Menjadi moderator adalah soal jam terbang

Jam terbang menjadi kunci utama dalam meningkatkan keterampilan berbicara di depan umum, termasuk menjadi moderator diskusi panel. Pengalaman yang dilalui memberikan pelajaran berharga untuk membekali diri dalam acara publik lainnya di masa depan.

PUBLIC SPEAKING

Deandra Syarizka

1/10/20252 min read

Beberapa waktu lalu, aku bertemu dengan seorang kawan lama di acara pernikahan salah seorang teman. Dalam sebuah perbincangan, ia mengingatkanku dengan diriku di masa lampau, sekaligus membuatku sadar mengenai progres yang kulalui.

"Inget banget dulu Izka klo presentasi di depan selalu gemeteran tangannya," ujarnya.
"Sekarang sih udah jago ya, udah kayak Najwa Shihab," tambahnya.

Aku hanya tertawa mendengarnya. Pertama, karena ini sudah kesekian kalinya dibilang mirip sama Mbak Nana (kasihan Mbak Nana). Kedua, karena pernyataan itu membuatku sadar dan teringat masa lalu.

Aku pertama kali belajar berbicara di depan umum saat mata kuliah public speaking sebanyak 3 SKS saat tahun pertama menempuh pendidikan sarjana ilmu komunikasi di Fikom Unpad pada 2008. Saat itu setiap mahasiswa diwajibkan membentuk kelompok yang terdiri dari dua orang, lalu mempresentasikan topik yang menarik.

Aku satu kelompok dengan sahabatku--yang telah lebih berpengalaman soal tampil di depan umum; ia menjadi penyiar radio saat SMA, pemenang kontes kecantikan, jago MC, sedangkan aku adalah seorang introvert tulen.
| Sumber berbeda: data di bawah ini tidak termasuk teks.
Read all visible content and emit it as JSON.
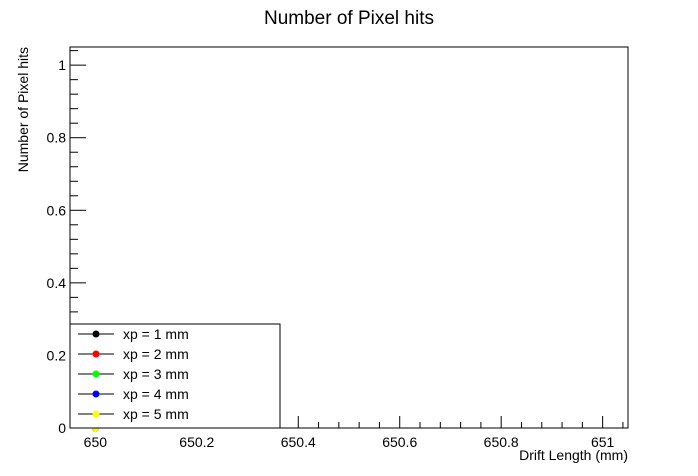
{
  "chart_data": {
    "type": "scatter",
    "title": "Number of Pixel hits",
    "xlabel": "Drift Length (mm)",
    "ylabel": "Number of Pixel hits",
    "xlim": [
      649.95,
      651.05
    ],
    "ylim": [
      0,
      1.05
    ],
    "x_major_ticks": [
      650,
      650.2,
      650.4,
      650.6,
      650.8,
      651
    ],
    "x_tick_labels": [
      "650",
      "650.2",
      "650.4",
      "650.6",
      "650.8",
      "651"
    ],
    "y_major_ticks": [
      0,
      0.2,
      0.4,
      0.6,
      0.8,
      1
    ],
    "y_tick_labels": [
      "0",
      "0.2",
      "0.4",
      "0.6",
      "0.8",
      "1"
    ],
    "grid": false,
    "legend_position": "bottom-left",
    "series": [
      {
        "name": "xp = 1 mm",
        "color": "#000000",
        "x": [
          650
        ],
        "y": [
          0
        ]
      },
      {
        "name": "xp = 2 mm",
        "color": "#ff0000",
        "x": [
          650
        ],
        "y": [
          0
        ]
      },
      {
        "name": "xp = 3 mm",
        "color": "#00ff00",
        "x": [
          650
        ],
        "y": [
          0
        ]
      },
      {
        "name": "xp = 4 mm",
        "color": "#0000ff",
        "x": [
          650
        ],
        "y": [
          0
        ]
      },
      {
        "name": "xp = 5 mm",
        "color": "#ffff00",
        "x": [
          650
        ],
        "y": [
          0
        ]
      }
    ]
  }
}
Saat itu aku juga belum berpengalaman bermain teater, sehingga pengalaman tampil di depan publik--meskipun dalam lingkup kelas, benar-benar mulai dari 0.

Aku ingat kami mempresentasikan topik mengenai operasi plastik. Tren di Hollywood saat itu menuntut para aktris untuk mengubah penampilannya melalui operasi plastik; sesuatu yang saat ini kembali populer dilakukan bahkan oleh selebriti Indonesia. Kami mempresentasikan macam-macam operasi plastik dan dampaknya.
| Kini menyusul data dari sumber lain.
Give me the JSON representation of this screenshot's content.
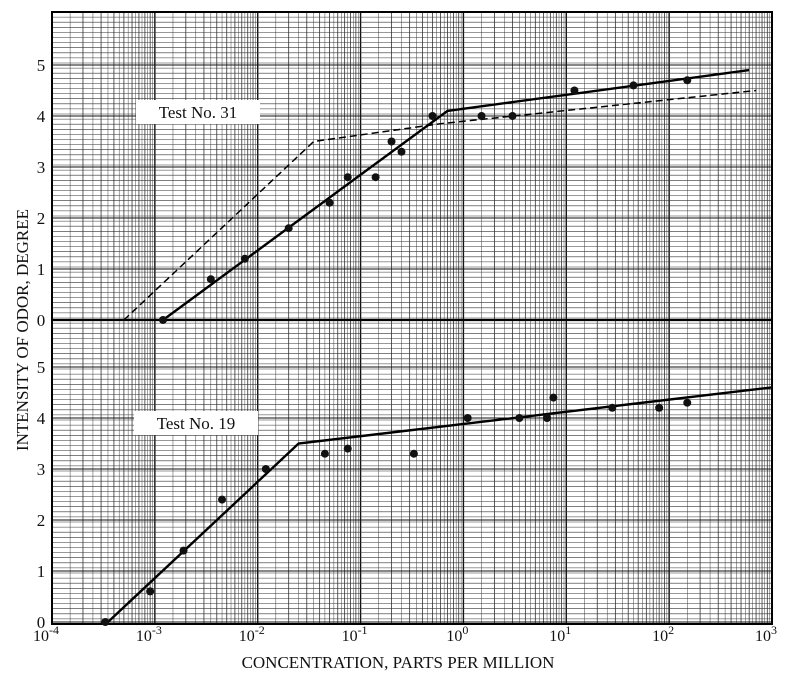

Aku ingat betul tangan dan suaraku gemetaran. Sepertinya orang yang duduk paling belakang pun bisa melihat gerakan tanganku yang gemetar memegang kertas presentasi. Aku menghindari menatap audiens--yang cuma teman-teman kelasku. Saat itu berbicara di depan publik sangat menakutkan, karena di dalam kepalaku: aku merasa dihakimi oleh semua yang menatap. Aku tidak punya kepercayaan diri.

Hingga akhirnya aku memilih profesi sebagai jurnalis selepas lulus kuliah. Pengalaman bertemu banyak orang dari berbagai lapisan masyarakat, mewawancarai mereka, membuatku nyaman dan perlahan menikmati sesi obrolan dengan para narasumber ini. Aku merasa pengetahuanku bertambah, aku merasa dibayar untuk belajar.

Dari profesi menjadi jurnalis ini pula yang membukakan jalan pada kesempatan untuk berbicara di depan publik. Kesempatan pertama datang saat aku bertugas di Manado (bisa dilihat di portfolioku). Aku diminta oleh Badan Pusat Statistik (BPS) Sulawesi Utara untuk berbagi cara mengolah data statistik menjadi sebuah berita, kepada teman-teman pelajar SMA.

Rasa gugup itu tentu masih ada. Tetapi seiring dengan berlalunya satu acara, aku merasa bersyukur dan lega; ternyata tak seburuk yang kupikirkan.

Lalu kesempatan demi kesempatan datang lagi. Kadang menjadi moderator untuk diskusi panel yang sesuai dengan topik liputanku, kadang dari hobi dan aktivismeku. Semua berjalan dengan baik, meskipun bukannya tanpa tantangan sama sekali.

Yang ingin aku katakan adalah; bila kamu saat ini belum memiliki kepercayaan diri untuk tampil di depan publik, tidak apa-apa. Tetapi, bila ada kesempatan yang datang padamu, ambillah. Itu adalah momentum untukmu bertumbuh dan berkembang. Bila kamu menyukainya, kamu bisa terus melakukannya. Bila tidak, setidaknya kamu belajar sesuatu.

Aku tidak pernah menyadari sejauh mana perkembanganku berbicara di depan umum hingga aku bertemu dengan temanku. Pertemuan dengan teman lama memang bisa membawa nostalgia dan refleksi mengenai diri kita di masa lampau. Kadang-kadang kita tidak pernah menghitung seberapa jauh kita melangkah, hingga bertemu dengan teman seperjalanan dulu.